Avete mai pensato a cosa accade all’organismo umano durante mesi e mesi di permanenza nello spazio? Fra le conseguenze fisiologiche più serie ci sono i cambiamenti a cui il cuore degli astronauti deve sottoporsi. Una recente ricerca, eseguita con strumenti ad ultrasuoni su 12 astronauti durante la loro permanenza sulla Stazione Spaziale e condotta da James Thomas, medico della Nasa, ha dimostrato che dopo 6 mesi il loro cuore è diventato più sferico. Le conseguenze a lungo termine di questi cambiamenti potrebbero essere molto serie e portare anche a problemi cardiaci più gravi.
James Thomas, medico a capo della ricerca per la NASA, ha detto che “il cuore non lavora così duramente nello spazio e questo può causare perdita di massa muscolare”. Il team di ricercatori ha insegnato agli astronauti a scattare immagini del loro cuore, usando apparecchiature ad ultrasuoni installate sulla Stazione Spaziale Internazionale, prima, durante e dopo la missione. I dati mostrano che in assenza di gravità il cuore degli astronauti diventa più sferico del 9,4%: una trasformazione simile a quella che i ricercatori avevano previsto in passato utilizzando modelli matematici. Nelle missioni di 6 mesi, come quelle compiute fino ad oggi, la forma sferica sembra essere temporanea in quanto, poco dopo il ritorno sulla Terra, il cuore riprende la sua forma originale allungata. La forma più sferica può indicare che il cuore sia meno efficiente, anche se gli effetti sulla salute non sono per ora stati provati, come ancora non sono noti effetti dopo voli più lunghi.
Sulla Terra, gli astronauti comunemente presentano vertigini o perdita dei sensi in una condizione nota come ipotensione ortostatica, qualcosa che tutti almeno una volta abbiamo provato, cioè il brusco calo della pressione sanguigna in seguito all’improvviso passaggio dalla posizione seduta o sdraiata a quella eretta. Durante i test nello spazio sono state monitorate anche le aritmie e non è stato riscontrato che le radiazioni a cui vengono esposti gli astronauti possano accelerare l’aterosclerosi. “Stiamo quindi studiando le misure che possono essere adottate per prevenire o contrastare questa perdita di massa muscolare”, ha aggiunto il cardiologo.
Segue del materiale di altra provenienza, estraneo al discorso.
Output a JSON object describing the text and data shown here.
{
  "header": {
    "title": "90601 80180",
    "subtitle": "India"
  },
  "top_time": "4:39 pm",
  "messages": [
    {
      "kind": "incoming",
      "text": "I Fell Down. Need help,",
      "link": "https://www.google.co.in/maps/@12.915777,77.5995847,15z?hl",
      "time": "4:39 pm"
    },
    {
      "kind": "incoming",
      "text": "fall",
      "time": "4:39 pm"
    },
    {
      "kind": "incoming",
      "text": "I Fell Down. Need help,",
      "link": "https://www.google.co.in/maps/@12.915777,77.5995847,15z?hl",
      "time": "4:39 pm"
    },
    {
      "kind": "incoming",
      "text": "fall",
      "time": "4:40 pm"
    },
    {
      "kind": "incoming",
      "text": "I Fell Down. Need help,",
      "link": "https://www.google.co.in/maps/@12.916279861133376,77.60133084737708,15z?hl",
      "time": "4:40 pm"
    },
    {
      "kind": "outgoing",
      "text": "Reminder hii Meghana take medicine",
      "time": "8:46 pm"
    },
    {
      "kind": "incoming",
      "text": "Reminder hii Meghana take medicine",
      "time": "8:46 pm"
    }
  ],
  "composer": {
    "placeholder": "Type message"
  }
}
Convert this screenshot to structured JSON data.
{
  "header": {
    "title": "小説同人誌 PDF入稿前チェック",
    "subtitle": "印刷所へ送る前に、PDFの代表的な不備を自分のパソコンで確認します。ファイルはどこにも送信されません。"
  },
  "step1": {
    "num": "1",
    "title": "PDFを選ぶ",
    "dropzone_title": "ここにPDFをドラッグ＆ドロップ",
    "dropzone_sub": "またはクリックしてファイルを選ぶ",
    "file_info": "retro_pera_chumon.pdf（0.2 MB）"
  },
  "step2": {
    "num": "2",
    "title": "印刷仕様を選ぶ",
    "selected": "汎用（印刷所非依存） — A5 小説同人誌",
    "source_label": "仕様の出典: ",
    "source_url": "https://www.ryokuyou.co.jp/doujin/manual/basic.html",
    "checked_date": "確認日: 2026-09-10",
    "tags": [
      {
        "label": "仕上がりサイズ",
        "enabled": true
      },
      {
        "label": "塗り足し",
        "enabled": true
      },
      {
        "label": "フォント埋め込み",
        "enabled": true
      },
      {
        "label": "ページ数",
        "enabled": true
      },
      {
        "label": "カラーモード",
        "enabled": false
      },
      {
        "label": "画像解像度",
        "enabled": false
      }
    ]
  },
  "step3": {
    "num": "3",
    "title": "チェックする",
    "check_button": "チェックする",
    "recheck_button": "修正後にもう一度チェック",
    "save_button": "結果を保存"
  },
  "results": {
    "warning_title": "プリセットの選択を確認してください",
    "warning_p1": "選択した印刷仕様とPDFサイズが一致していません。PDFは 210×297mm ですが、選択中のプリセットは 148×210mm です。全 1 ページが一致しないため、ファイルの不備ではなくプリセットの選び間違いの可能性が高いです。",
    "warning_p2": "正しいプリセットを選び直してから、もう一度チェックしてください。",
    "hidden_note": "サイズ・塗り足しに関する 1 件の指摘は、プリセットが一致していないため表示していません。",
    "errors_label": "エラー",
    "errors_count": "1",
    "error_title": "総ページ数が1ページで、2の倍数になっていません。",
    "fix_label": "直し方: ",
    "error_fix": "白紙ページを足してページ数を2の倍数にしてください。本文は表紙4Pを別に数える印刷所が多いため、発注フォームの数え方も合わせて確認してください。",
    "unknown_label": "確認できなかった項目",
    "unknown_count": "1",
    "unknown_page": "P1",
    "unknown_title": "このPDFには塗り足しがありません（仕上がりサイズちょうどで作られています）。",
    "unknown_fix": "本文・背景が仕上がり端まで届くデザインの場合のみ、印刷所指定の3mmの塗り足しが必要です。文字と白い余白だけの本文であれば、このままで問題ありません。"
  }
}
I ricercatori hanno sottolineato che conoscere la quantità e il tipo di esercizio che gli astronauti devono eseguire per mantenere sano il loro cuore sarà molto importante per garantire la loro sicurezza su un lungo volo come quello verso il Pianeta rosso. I nuovi modelli matematici sviluppati dai medici per questa sperimentazione potrebbero portare, inoltre, ad una migliore comprensione delle malattie cardiovascolari più comuni come cardiopatia ischemica, cardiomiopatia ipertrofica e le disfunzioni delle valvole cardiache. Thomas ha aggiunto che i regimi di allenamento sviluppati per gli astronauti potrebbero, infatti, essere usati per aiutare i pazienti cardiopatici sulla Terra che hanno gravi limitazioni fisiche, come le persone costrette a riposo forzato per lunghi periodi o quelli con insufficienza cardiaca.
Lo studio, presentato nel convegno dell’American College of Cardiology (ACC), si aggiunge alle ormai numerose ricerche che affrontano i danni riscontrati nel corpo umano dopo un volo spaziale della durata superiore anche a un anno e mezzo, come potrebbe essere quello per Marte. Già in passato è stato dimostrato che, dopo anche solo due settimane di missione nello spazio, vengono riscontrati problemi alla vista. Oltre a diversi effetti su ossa e tessuto muscolare, sembra proprio che anche gli occhi risentano pesantemente della permanenza, ad esempio, sulla Stazione spaziale internazionale (i problemi più evidenti si riscontrano dopo lunghe missioni nel 60% degli astronauti).